Here's my dilemma - I didn't invite N over - J's dad did. Why, then, do I become the responsible adult? What do I do? I can see this going on forever (seriously, this has been happening since summer, with a small reprieve only during vacations when we're gone, or during winter storms). Do I tell N and J that they can't come over? It seems useless. J comes over all the time. He roams the neighborhood when he can't come to my place. I see him outside the windows. Telling J's dad that the boys can't come over does no good. He'd be receptive to the idea. He'd even agree with me. And, after a week or so of things improving, it would all go back to what it use to be. He doesn't watch his own child, much less his child's friend. Whenever N comes over to J's house, he comes to my house. Every time. Sometimes as early as 10 minutes after getting home, sometimes up to half an hour later. When N comes over he loves to head straight up to Brandon's room and play with Legos, and Lincoln Logs, and Hot Wheels - any toy that has 50,000 pieces. And he loves to leave all those pieces all over the place for me and Brandon to clean up. I'm tired of it. J and N are both very loud, which irritates my senses. Brandon can get that way, too, but he's not as obnoxious as the others. It's like the three of them feed off of each other. When J, N and Brandon get together, N always ends up as the "bad guy" in their games. He can't handle it, and whines incessantly that I need to tell J to stop it. I'm tired of that, too. There is something about the three boys together that drives me mad! N is not a bad kid. But still - I didn't invite him over. He comes over 2 to 3 times a week. Sometimes more. Lately I've been putting the house off limits. But then J and N, and Brandon, usually, want to get the trucks out of the garage and go play in the back yard. My backyard. Of course, the toys are left everywhere instead of being put back. And guess who gets to clean them up? Just today I specifically told each boy that he had to pick up whatever toy he took into the back yard. They ignored me. I nicely told each boy he needed to put his toy back or we couldn't play with them for a long time. There were many tears, and I'm not sure why.

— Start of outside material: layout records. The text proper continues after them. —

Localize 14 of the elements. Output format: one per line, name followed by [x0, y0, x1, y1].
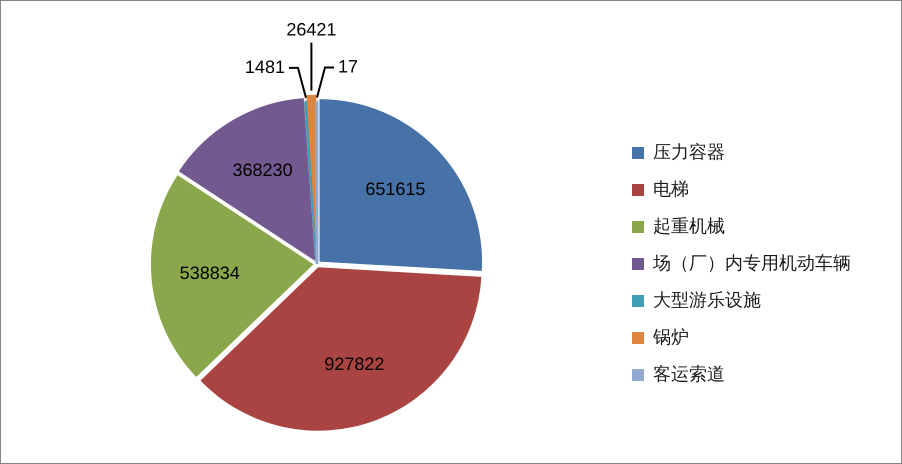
legend-label: 大型游乐设施	[653, 290, 761, 310]
data-label: 368230	[232, 160, 293, 180]
legend-label: 场（厂）内专用机动车辆	[652, 252, 851, 273]
data-label: 1481	[244, 56, 285, 77]
legend-label: 压力容器	[653, 142, 725, 162]
data-label: 17	[338, 56, 358, 76]
legend-label: 锅炉	[652, 326, 689, 347]
data-label: 927822	[324, 354, 384, 374]
data-label: 26421	[286, 20, 336, 40]
data-label: 538834	[180, 262, 240, 283]
legend-label: 客运索道	[653, 364, 725, 384]
legend-label: 电梯	[653, 178, 689, 199]
legend-label: 起重机械	[653, 216, 725, 236]
data-label: 651615	[365, 179, 426, 199]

One of the hardest things for me is that I feel like I should even have to deal with this. I shouldn't have to put my house off limits. I shouldn't have to talk to J's dad. I shouldn't have to! He should take responsibility for N coming over to his house, and he's not. I'm a good mom. I'm responsible for my own children. I get them ready in the morning, see them in the afternoons, and know how they are feeling. Are they happy? Sad? I know these things. We talk and discuss things. We make play dates and make sure that we have a balance of social time, academic time, and family time. I'm at a loss as to what to do with another parent who isn't as in tune with his kids. I hate confrontation, but need to figure out what to do to resolve this. This has been going on since summer, and I don't see it ending any time soon.